Eu tenho a impressão que a relação intertextual não foi declarada na divulgação do filme para não dar spoilers. Tudo bem que quem leu “a culpa é das estrelas”, por exemplo, sabe do desfecho dos protagonistas. Mas nesse caso, a surpresa do final era importante para manter o impacto.
Na adaptação, a protagonista se chama Felipa (Pipa) e está no ensino médio. Vai todos os dias para a escola com a irmã mais nova Isabel, que provoca mas com quem tem uma relação linda. Pipa também joga futebol, além de fazer várias atividades físicas, aulas de inglês, entre outras tarefas. Seu antagonista aqui é o repetente Heitor.
Gostei muito das transformações que fizeram. Ao aumentar a idade da protagonista para dezesseis anos, os diálogos ficaram menos infantis. Em vez de se preocupar com troca de escola, Pipa apresenta trabalhos de biologia em público (e sabe o que significa oncologista) e se preocupa com o campeonato intercolegial, mas já se interessa por garotos. Não estou dizendo que o filme holandês era ruim, só que não sei se uma adaptação com um tom mais infantil teria um bom resultado no Brasil.
Tanto Akkie quanto Pipa são corajosas, duronas e enfrentam os problemas de frente, mas o foco da história na adaptação brasileira recai mais sobre a vida social e na família da menina do que na escola. Temos um vislumbre da relação de Pipa com a irmã mais nova (ausente no holandês) e da dinâmica com os pais.
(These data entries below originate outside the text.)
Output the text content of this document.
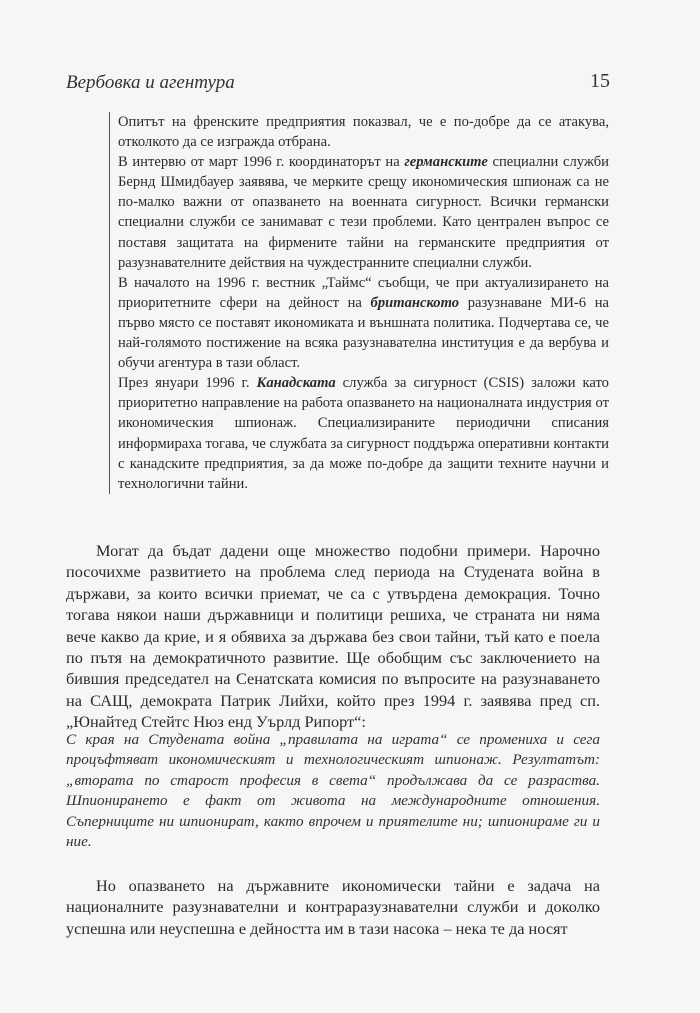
Вербовка и агентура	15

Опитът на френските предприятия показвал, че е по-добре да се атакува, отколкото да се изгражда отбрана.

В интервю от март 1996 г. координаторът на германските специални служби Бернд Шмидбауер заявява, че мерките срещу икономическия шпионаж са не по-малко важни от опазването на военната сигурност. Всички германски специални служби се занимават с тези проблеми. Като централен въпрос се поставя защитата на фирмените тайни на германските предприятия от разузнавателните действия на чуждестранните специални служби.

В началото на 1996 г. вестник „Таймс“ съобщи, че при актуализирането на приоритетните сфери на дейност на британското разузнаване МИ-6 на първо място се поставят икономиката и външната политика. Подчертава се, че най-голямото постижение на всяка разузнавателна институция е да вербува и обучи агентура в тази област.

През януари 1996 г. Канадската служба за сигурност (CSIS) заложи като приоритетно направление на работа опазването на националната индустрия от икономическия шпионаж. Специализираните периодични списания информираха тогава, че службата за сигурност поддържа оперативни контакти с канадските предприятия, за да може по-добре да защити техните научни и технологични тайни.

Могат да бъдат дадени още множество подобни примери. Нарочно посочихме развитието на проблема след периода на Студената война в държави, за които всички приемат, че са с утвърдена демокрация. Точно тогава някои наши държавници и политици решиха, че страната ни няма вече какво да крие, и я обявиха за държава без свои тайни, тъй като е поела по пътя на демократичното развитие. Ще обобщим със заключението на бившия председател на Сенатската комисия по въпросите на разузнаването на САЩ, демократа Патрик Лийхи, който през 1994 г. заявява пред сп. „Юнайтед Стейтс Нюз енд Уърлд Рипорт“:

С края на Студената война „правилата на играта“ се промениха и сега процъфтяват икономическият и технологическият шпионаж. Резултатът: „втората по старост професия в света“ продължава да се разраства. Шпионирането е факт от живота на международните отношения. Съперниците ни шпионират, както впрочем и приятелите ни; шпионираме ги и ние.

Но опазването на държавните икономически тайни е задача на националните разузнавателни и контраразузнавателни служби и доколко успешна или неуспешна е дейността им в тази насока – нека те да носят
Se no holandês havia até um arco de um amiguinho desenhista apaixonado por Akkie e da tentativa de unir a professora e o médico, aqui essas questões sequer aparecem.
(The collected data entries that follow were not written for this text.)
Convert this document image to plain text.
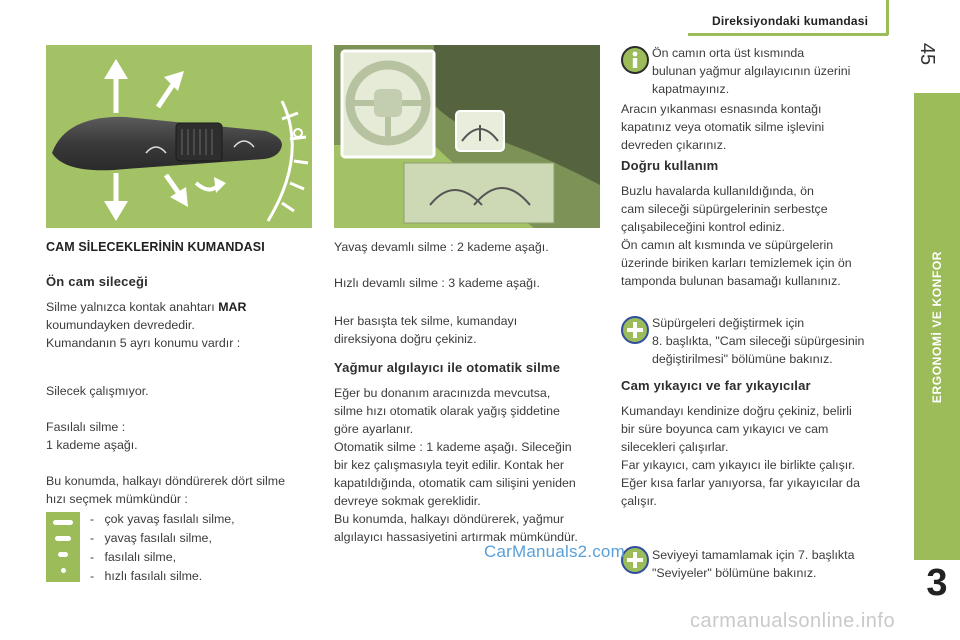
Direksiyondaki kumandasi
45
ERGONOMİ VE KONFOR
3
CAM SİLECEKLERİNİN KUMANDASI
Ön cam sileceği
Silme yalnızca kontak anahtarı MAR
koumundayken devrededir.
Kumandanın 5 ayrı konumu vardır :
Silecek çalışmıyor.
Fasılalı silme :
1 kademe aşağı.
Bu konumda, halkayı döndürerek dört silme
hızı seçmek mümkündür :
-   çok yavaş fasılalı silme,
-   yavaş fasılalı silme,
-   fasılalı silme,
-   hızlı fasılalı silme.
Yavaş devamlı silme : 2 kademe aşağı.
Hızlı devamlı silme : 3 kademe aşağı.
Her basışta tek silme, kumandayı
direksiyona doğru çekiniz.
Yağmur algılayıcı ile otomatik silme
Eğer bu donanım aracınızda mevcutsa,
silme hızı otomatik olarak yağış şiddetine
göre ayarlanır.
Otomatik silme : 1 kademe aşağı. Sileceğin
bir kez çalışmasıyla teyit edilir. Kontak her
kapatıldığında, otomatik cam silişini yeniden
devreye sokmak gereklidir.
Bu konumda, halkayı döndürerek, yağmur
algılayıcı hassasiyetini artırmak mümkündür.
Ön camın orta üst kısmında
bulunan yağmur algılayıcının üzerini
kapatmayınız.
Aracın yıkanması esnasında kontağı
kapatınız veya otomatik silme işlevini
devreden çıkarınız.
Doğru kullanım
Buzlu havalarda kullanıldığında, ön
cam sileceği süpürgelerinin serbestçe
çalışabileceğini kontrol ediniz.
Ön camın alt kısmında ve süpürgelerin
üzerinde biriken karları temizlemek için ön
tamponda bulunan basamağı kullanınız.
Süpürgeleri değiştirmek için
8. başlıkta, "Cam sileceği süpürgesinin
değiştirilmesi" bölümüne bakınız.
Cam yıkayıcı ve far yıkayıcılar
Kumandayı kendinize doğru çekiniz, belirli
bir süre boyunca cam yıkayıcı ve cam
silecekleri çalışırlar.
Far yıkayıcı, cam yıkayıcı ile birlikte çalışır.
Eğer kısa farlar yanıyorsa, far yıkayıcılar da
çalışır.
Seviyeyi tamamlamak için 7. başlıkta
"Seviyeler" bölümüne bakınız.
CarManuals2.com
carmanualsonline.info
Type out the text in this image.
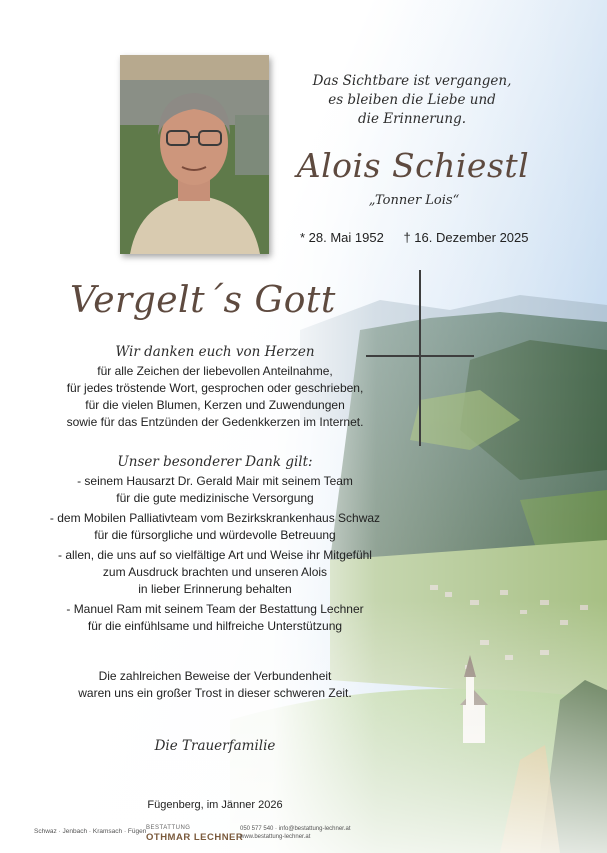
Das Sichtbare ist vergangen,
es bleiben die Liebe und
die Erinnerung.
Alois Schiestl
„Tonner Lois“
* 28. Mai 1952 † 16. Dezember 2025
Vergelt´s Gott
Wir danken euch von Herzen
für alle Zeichen der liebevollen Anteilnahme,
für jedes tröstende Wort, gesprochen oder geschrieben,
für die vielen Blumen, Kerzen und Zuwendungen
sowie für das Entzünden der Gedenkkerzen im Internet.
Unser besonderer Dank gilt:
- seinem Hausarzt Dr. Gerald Mair mit seinem Team
für die gute medizinische Versorgung
- dem Mobilen Palliativteam vom Bezirkskrankenhaus Schwaz
für die fürsorgliche und würdevolle Betreuung
- allen, die uns auf so vielfältige Art und Weise ihr Mitgefühl
zum Ausdruck brachten und unseren Alois
in lieber Erinnerung behalten
- Manuel Ram mit seinem Team der Bestattung Lechner
für die einfühlsame und hilfreiche Unterstützung
Die zahlreichen Beweise der Verbundenheit
waren uns ein großer Trost in dieser schweren Zeit.
Die Trauerfamilie
Fügenberg, im Jänner 2026
Schwaz · Jenbach · Kramsach · Fügen BESTATTUNG
OTHMAR LECHNER
050 577 540 · info@bestattung-lechner.at
www.bestattung-lechner.at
Alguns elementos remetem a outros filmes adolescentes do gênero “amores terminais”, como mencionei. A amiga doidinha do hospital, Beca (Duda Matte), me vem à mente como um tropo comum. Outros elementos visuais também. Há o uso de eletrônicos incorporado nas cenas. Mas é tudo feito de uma forma muito brasileira, com um tempero local. Outro ponto positivo é o desenlace do romance, bem mais desenvolvido e menos aleatório do que no material de origem (ajuda que os atores saibam atuar). A história de Heitor também é melhor elaborada, com um arco para o garoto, que tem seus próprios traumas. Aqui, o casal tem tempo de se apaixonar. E que química!!! Por que choras, Augustus Waters?
Algumas cenas em comum com o material de origem receberam foco diferente, em favor de elementos como o Marketing social em torno da doação de medula. O acampamento está presente em ambas as produções, porém na obra mais recente, fica mais no meio da história, e tem outra função no enredo.
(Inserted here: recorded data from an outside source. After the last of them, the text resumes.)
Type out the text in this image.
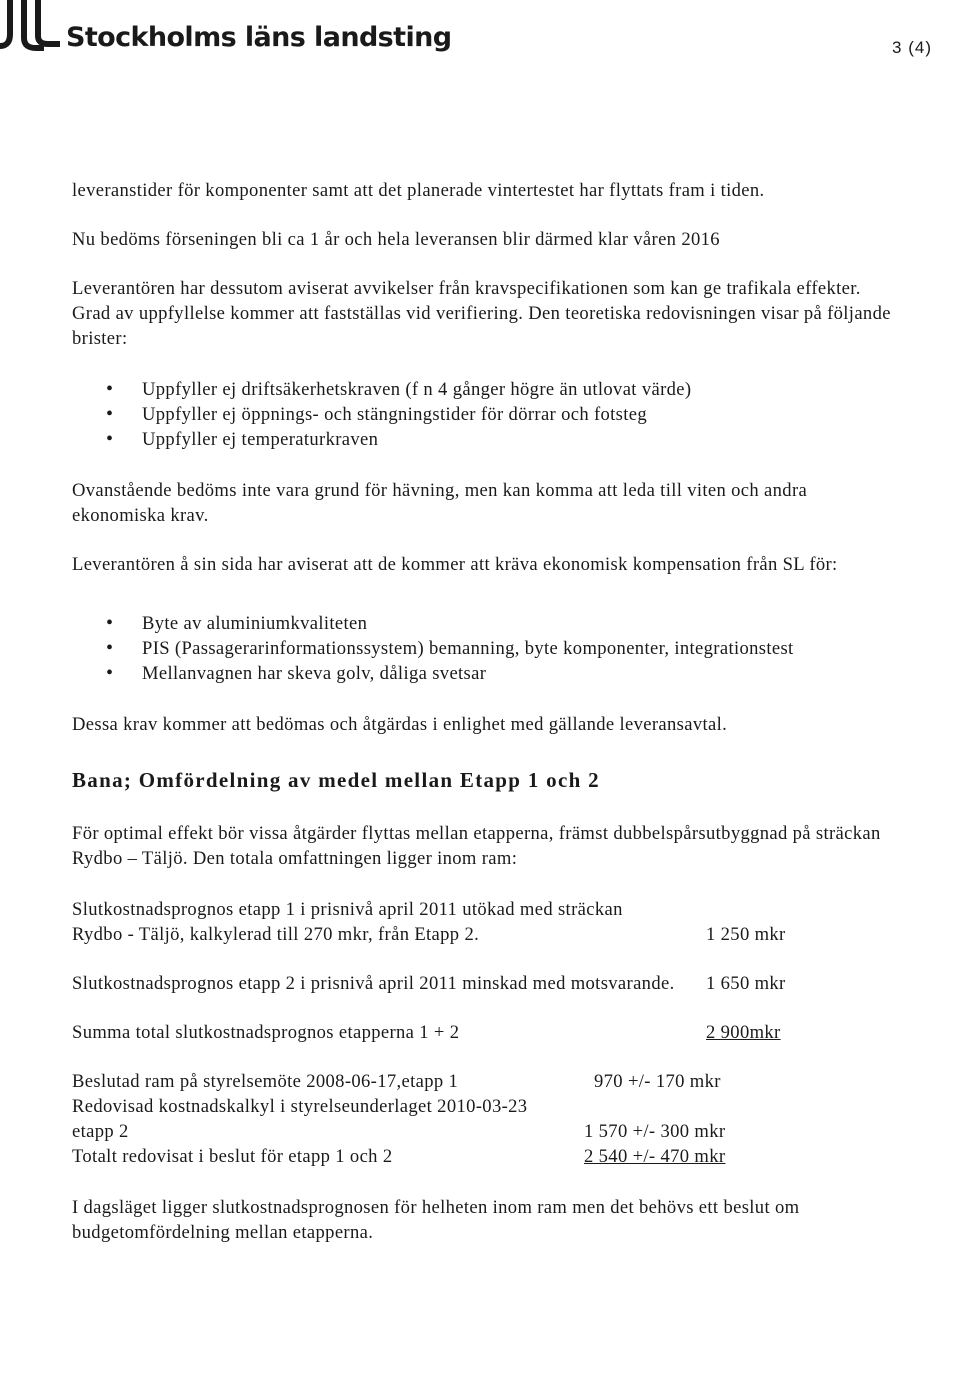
Stockholms läns landsting	3 (4)

leveranstider för komponenter samt att det planerade vintertestet har flyttats fram i tiden.

Nu bedöms förseningen bli ca 1 år och hela leveransen blir därmed klar våren 2016

Leverantören har dessutom aviserat avvikelser från kravspecifikationen som kan ge trafikala effekter. Grad av uppfyllelse kommer att fastställas vid verifiering. Den teoretiska redovisningen visar på följande brister:

• Uppfyller ej driftsäkerhetskraven (f n 4 gånger högre än utlovat värde)
• Uppfyller ej öppnings- och stängningstider för dörrar och fotsteg
• Uppfyller ej temperaturkraven

Ovanstående bedöms inte vara grund för hävning, men kan komma att leda till viten och andra ekonomiska krav.

Leverantören å sin sida har aviserat att de kommer att kräva ekonomisk kompensation från SL för:

• Byte av aluminiumkvaliteten
• PIS (Passagerarinformationssystem) bemanning, byte komponenter, integrationstest
• Mellanvagnen har skeva golv, dåliga svetsar

Dessa krav kommer att bedömas och åtgärdas i enlighet med gällande leveransavtal.

Bana; Omfördelning av medel mellan Etapp 1 och 2

För optimal effekt bör vissa åtgärder flyttas mellan etapperna, främst dubbelspårsutbyggnad på sträckan Rydbo – Täljö. Den totala omfattningen ligger inom ram:

Slutkostnadsprognos etapp 1 i prisnivå april 2011 utökad med sträckan Rydbo - Täljö, kalkylerad till 270 mkr, från Etapp 2.	1 250 mkr
Slutkostnadsprognos etapp 2 i prisnivå april 2011 minskad med motsvarande.	1 650 mkr
Summa total slutkostnadsprognos etapperna 1 + 2	2 900mkr
Beslutad ram på styrelsemöte 2008-06-17,etapp 1	970 +/- 170 mkr
Redovisad kostnadskalkyl i styrelseunderlaget 2010-03-23 etapp 2	1 570 +/- 300 mkr
Totalt redovisat i beslut för etapp 1 och 2	2 540 +/- 470 mkr

I dagsläget ligger slutkostnadsprognosen för helheten inom ram men det behövs ett beslut om budgetomfördelning mellan etapperna.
A escalação e atuação de todos são excelentes. Sem falar no carisma, meu povo! A cineasta Viviane Jundi soube transmitir muito bem a mudança de humor que acontece num paciente de câncer e a relação estremecida com a família, bem como a seriedade que passa a tomar conta de Pipa, que antes era destemida e até afrontosa e se torna contemplativa. O trabalho de Vivianne Jundi e do resto da equipe tornou “Meninas não choram” mais do que uma boa adaptação, um filme nacional de ótima qualidade em seu próprio direito. Não é necessário conhecer a obra de origem para sofrer igual a um condenado.
Chorei demais, acabei destruída, com os olhos inchados e nariz entupido. Nota 10.
O filme da Galeria Distribuidora está disponível na Netflix.